Театральные портреты | страница 114
И с той необычайной живостью, которая отмечала всегда П. Д. Боборыкина, он через минуту сидел позади меня в креслах, рядом с молодой дамой, которая была {190} Горева, и быстро-быстро, так жарко и живо, как легко себе представить, зная Боборыкина, рассыпался перед нею. Я мало уловил из его слов, но вся группа врезалась мне в память навсегда. Горева слушала Боборыкина, слегка склонив голову, с опущенными глазами, которые только изредка поднимала. Это были великолепные, хотя несколько неподвижные, иссиня-серые глаза на выкате. И вся она, истинно русская красавица, была как бы на «выкате». Что-то мягко закругленное, стыдливо замыкающееся было в ней, как я увидал ее тогда впервые в креслах «Демута».
И голос у нее был удивительный, как у Сары Бернар, но с пленительной для нашего уха русской певучестью. Легко понять, почему Горева пользовалась таким успехом. И было ясно, почему мой товарищ по редакции «С.‑Петербургских ведомостей», театральный критик Вильде, очень старый старичок, когда приезжал со спектаклей Горевой, то долго прищелкивал языком и блаженно качал головкой.

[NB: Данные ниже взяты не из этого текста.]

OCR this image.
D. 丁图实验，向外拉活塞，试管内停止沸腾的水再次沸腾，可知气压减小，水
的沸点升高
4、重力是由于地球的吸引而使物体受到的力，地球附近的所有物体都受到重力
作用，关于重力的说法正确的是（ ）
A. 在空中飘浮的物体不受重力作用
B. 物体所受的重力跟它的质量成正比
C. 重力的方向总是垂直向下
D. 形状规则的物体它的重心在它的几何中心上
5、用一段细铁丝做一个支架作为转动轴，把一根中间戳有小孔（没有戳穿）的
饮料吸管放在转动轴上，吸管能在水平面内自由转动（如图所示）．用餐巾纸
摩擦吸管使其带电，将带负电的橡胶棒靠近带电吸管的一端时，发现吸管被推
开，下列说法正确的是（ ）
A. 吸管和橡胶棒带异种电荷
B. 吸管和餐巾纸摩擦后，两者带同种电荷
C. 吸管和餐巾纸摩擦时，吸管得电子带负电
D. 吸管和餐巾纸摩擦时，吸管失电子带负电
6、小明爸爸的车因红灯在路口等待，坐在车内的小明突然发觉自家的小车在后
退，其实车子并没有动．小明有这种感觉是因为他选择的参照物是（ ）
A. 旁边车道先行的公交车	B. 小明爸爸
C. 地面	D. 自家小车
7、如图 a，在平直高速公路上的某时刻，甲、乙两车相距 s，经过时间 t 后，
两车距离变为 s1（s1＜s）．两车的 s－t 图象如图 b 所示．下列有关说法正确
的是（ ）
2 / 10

И вот она сейчас предо мной, та самая Горева… Это было щемящее душу зрелище. В следующем антракте ко мне подошли двое собратьев и сказали, видимо, так же взволнованные:
— Надо сделать что-нибудь для Горевой, к юбилею. Ведь вот видите…
И было условлено к 50‑летию (явно фиктивному, потому что и всего-то Горевой было лет пятьдесят семь — пятьдесят восемь) всячески ее «поддержать» и усладить почетом остаток ее догорающих дней.
Никогда увядание актрисы не представляло столь тягостной картины, как у Горевой. Ее сила была не в искусстве, а в исключительно редких, необыкновенных данных. Самая декламация ее, отзывавшаяся не то каратыгинской школой, не то провинциальным шаблоном {191} 70‑х годов, которого следы можно, например, уловить у М. М. Глебовой[166], Немировой-Ральф[167] и других, не отличалась ни мастерством, ни строгой обдуманностью. Но совсем не в этом было дело, а в чудесной женщине с пленительным голосом. Das ewig weibliche zieht uns hinan.
Когда я в качестве рецензента впервые увидал Гореву (это было в начале 90‑х годов) на сцене не то Александринского, не то Михайловского театра, на меня удручающе подействовало несоответствие былой славы и действительности. С точки зрения художественного рисунка и основного, так сказать, тона роли все, что играла Горева, было, в сущности, одним и тем же. Субъективно донельзя, и в то же время самая субъективность в психологическом смысле не представляла ничего особо значительного. Там, где (как в «Медее»[168]) преобладали элементарные чувства, Горева оставляла даже и в конце своей карьеры впечатление. Но передача стиля или даже сложного характера была совсем не в ее средствах. Самый темперамент Горевой, который отрицать нельзя, сценически не был воспитан — вернее, был сценической ее практикой исковеркан. Как я уже выше выразился, он был связан, подавлен шаблоном будто бы классического (провинциально-классического) образца. Шаблон этот пренебрегал искренними движениями чувства и переживаниями, и потому с течением времени темперамент терял гибкость и чувствительность.